94. Various credit card perks: Not sure if you need to buy a Flight Delay, Trip Interruption/Cancellation, Baggage Loss, and Hotel/Motel Burglary insurance – check out your credit cards, sometimes you will be surprised what you will find. (Our Credit Card Navigator helps tofind credit card insurance on your card)
95. Liability via Home Insurance: Thinking to buy an extra Umbrella / Liability insurance for your trip e.g. in case you hit somebody when skiing? Your Home Insurance might already have a worldwide umbrella protection – check the policy or ask your broker / insurance provider.
96. Protection for belongings: Wondering if you need to pay extra to protect some of your belongings while on a trip (e.g. expensive camera) – your home insurance might protect them as well while you are travelling and have them with you.
97. Multi-trip travel insurance: If you travel several times a year, it often makes sense to take a multi-trip insurance policy as opposed to getting every time single-trip policy.
98. Family travel insurance: If you travel as a family, it sometimes makes sense to buy a family travel insurance policy rather than buying a separate plan for each member of the family e.g. Manulife, BCAA
Save on purchases and credit card protection:
99. Purchase Security: Many credit cards will have a purchase security insurance to protect your purchases and it is completely for free.

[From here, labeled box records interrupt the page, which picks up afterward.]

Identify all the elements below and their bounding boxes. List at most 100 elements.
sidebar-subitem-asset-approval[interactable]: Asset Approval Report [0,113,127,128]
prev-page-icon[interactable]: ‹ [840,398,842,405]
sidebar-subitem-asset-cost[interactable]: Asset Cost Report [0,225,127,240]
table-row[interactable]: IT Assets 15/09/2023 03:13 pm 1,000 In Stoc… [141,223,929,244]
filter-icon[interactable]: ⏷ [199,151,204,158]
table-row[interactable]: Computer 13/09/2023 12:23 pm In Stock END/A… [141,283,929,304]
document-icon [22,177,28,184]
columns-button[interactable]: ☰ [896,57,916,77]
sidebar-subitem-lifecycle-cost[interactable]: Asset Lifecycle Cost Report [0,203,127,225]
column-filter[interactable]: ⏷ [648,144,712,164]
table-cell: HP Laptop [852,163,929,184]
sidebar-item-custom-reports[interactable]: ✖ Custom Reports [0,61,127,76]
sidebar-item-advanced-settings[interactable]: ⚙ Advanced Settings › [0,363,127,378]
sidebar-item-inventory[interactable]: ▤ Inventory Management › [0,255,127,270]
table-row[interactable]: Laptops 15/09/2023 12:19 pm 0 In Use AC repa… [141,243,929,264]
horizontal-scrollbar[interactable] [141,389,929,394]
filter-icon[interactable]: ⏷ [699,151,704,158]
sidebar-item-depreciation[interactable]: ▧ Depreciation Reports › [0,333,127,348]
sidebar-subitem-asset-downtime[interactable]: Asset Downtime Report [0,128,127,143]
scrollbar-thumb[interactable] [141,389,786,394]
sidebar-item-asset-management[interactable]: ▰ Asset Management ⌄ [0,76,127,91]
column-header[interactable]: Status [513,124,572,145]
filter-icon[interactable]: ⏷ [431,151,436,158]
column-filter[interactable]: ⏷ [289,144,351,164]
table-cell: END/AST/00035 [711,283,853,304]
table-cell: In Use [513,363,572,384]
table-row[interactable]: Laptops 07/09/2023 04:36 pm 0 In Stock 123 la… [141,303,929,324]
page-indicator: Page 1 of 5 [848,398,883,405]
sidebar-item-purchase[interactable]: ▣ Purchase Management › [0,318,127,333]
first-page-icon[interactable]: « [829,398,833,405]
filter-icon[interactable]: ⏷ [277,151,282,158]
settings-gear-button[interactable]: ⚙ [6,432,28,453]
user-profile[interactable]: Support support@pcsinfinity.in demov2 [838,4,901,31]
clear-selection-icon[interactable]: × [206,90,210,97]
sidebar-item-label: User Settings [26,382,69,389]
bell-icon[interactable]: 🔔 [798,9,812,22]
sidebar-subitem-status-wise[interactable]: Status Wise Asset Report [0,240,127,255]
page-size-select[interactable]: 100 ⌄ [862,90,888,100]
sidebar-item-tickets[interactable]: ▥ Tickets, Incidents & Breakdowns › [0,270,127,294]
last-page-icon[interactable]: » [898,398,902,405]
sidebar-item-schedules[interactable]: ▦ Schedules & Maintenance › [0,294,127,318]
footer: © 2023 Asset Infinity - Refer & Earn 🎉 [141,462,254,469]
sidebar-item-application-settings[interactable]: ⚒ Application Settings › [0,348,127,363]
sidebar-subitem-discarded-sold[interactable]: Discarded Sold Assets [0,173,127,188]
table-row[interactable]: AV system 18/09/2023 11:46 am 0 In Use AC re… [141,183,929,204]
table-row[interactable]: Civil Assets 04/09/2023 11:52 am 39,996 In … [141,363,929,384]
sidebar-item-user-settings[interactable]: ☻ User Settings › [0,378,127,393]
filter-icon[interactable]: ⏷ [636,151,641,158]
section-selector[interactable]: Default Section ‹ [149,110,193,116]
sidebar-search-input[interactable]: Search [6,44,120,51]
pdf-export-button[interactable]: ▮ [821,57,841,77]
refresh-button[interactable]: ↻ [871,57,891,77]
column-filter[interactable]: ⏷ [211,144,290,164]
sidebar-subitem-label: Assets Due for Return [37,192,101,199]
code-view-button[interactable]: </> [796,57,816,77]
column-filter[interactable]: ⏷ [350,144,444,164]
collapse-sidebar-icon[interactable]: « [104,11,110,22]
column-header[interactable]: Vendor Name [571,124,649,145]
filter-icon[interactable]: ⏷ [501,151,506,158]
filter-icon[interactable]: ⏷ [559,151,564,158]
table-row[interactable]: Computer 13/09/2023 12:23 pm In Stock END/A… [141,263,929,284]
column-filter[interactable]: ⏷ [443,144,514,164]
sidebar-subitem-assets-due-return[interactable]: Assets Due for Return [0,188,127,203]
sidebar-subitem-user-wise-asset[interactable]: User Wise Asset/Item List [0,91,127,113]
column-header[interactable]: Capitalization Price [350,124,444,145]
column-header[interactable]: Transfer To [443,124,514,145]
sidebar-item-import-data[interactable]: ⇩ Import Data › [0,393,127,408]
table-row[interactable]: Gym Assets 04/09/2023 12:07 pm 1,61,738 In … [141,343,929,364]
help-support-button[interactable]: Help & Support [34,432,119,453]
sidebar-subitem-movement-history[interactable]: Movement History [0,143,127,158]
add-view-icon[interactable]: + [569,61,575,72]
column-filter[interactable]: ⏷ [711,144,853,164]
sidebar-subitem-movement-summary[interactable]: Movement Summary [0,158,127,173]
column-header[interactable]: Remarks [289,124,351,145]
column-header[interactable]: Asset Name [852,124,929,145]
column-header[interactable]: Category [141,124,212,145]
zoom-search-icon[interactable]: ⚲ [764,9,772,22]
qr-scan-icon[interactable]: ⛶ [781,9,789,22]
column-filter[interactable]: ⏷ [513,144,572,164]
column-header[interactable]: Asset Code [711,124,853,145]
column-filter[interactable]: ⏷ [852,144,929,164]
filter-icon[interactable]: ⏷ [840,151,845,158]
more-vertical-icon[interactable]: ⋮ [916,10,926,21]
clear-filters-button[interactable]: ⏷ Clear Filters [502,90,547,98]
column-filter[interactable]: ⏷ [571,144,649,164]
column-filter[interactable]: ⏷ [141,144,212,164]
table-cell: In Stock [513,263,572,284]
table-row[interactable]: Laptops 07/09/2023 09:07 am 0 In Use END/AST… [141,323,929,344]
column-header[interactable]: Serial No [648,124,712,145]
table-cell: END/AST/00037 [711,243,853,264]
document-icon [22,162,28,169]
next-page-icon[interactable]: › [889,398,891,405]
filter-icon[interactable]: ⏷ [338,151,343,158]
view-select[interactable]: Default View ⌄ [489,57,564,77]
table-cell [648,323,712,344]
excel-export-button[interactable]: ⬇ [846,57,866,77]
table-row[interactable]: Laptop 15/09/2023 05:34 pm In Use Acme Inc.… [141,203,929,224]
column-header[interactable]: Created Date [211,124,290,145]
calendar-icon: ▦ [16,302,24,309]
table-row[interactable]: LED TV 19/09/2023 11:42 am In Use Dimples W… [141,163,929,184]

Some protect your newly purchased items for 90 days, some even for 120 or 180 days. Don’t forget to pay for the purchase with a credit card that has this feature.
100. Extended Warranty: Have you ever bought an additional warranty for your electronics? Actually many credit cards offer this feature which can double the manufactures warranty and thus can save you a lot – an extra year warranty on a laptop can cost around $50-70. Don’t forget to pay for the purchase with a credit card that has this feature.
101. Say NO to balance protection: Avoid using credit card balance protection, an insurance that pays out your outstanding credit card debt if you cannot do it e.g. due to your disability or job loss. Simply always pay out your credit card in full and avoid carrying any significant balance.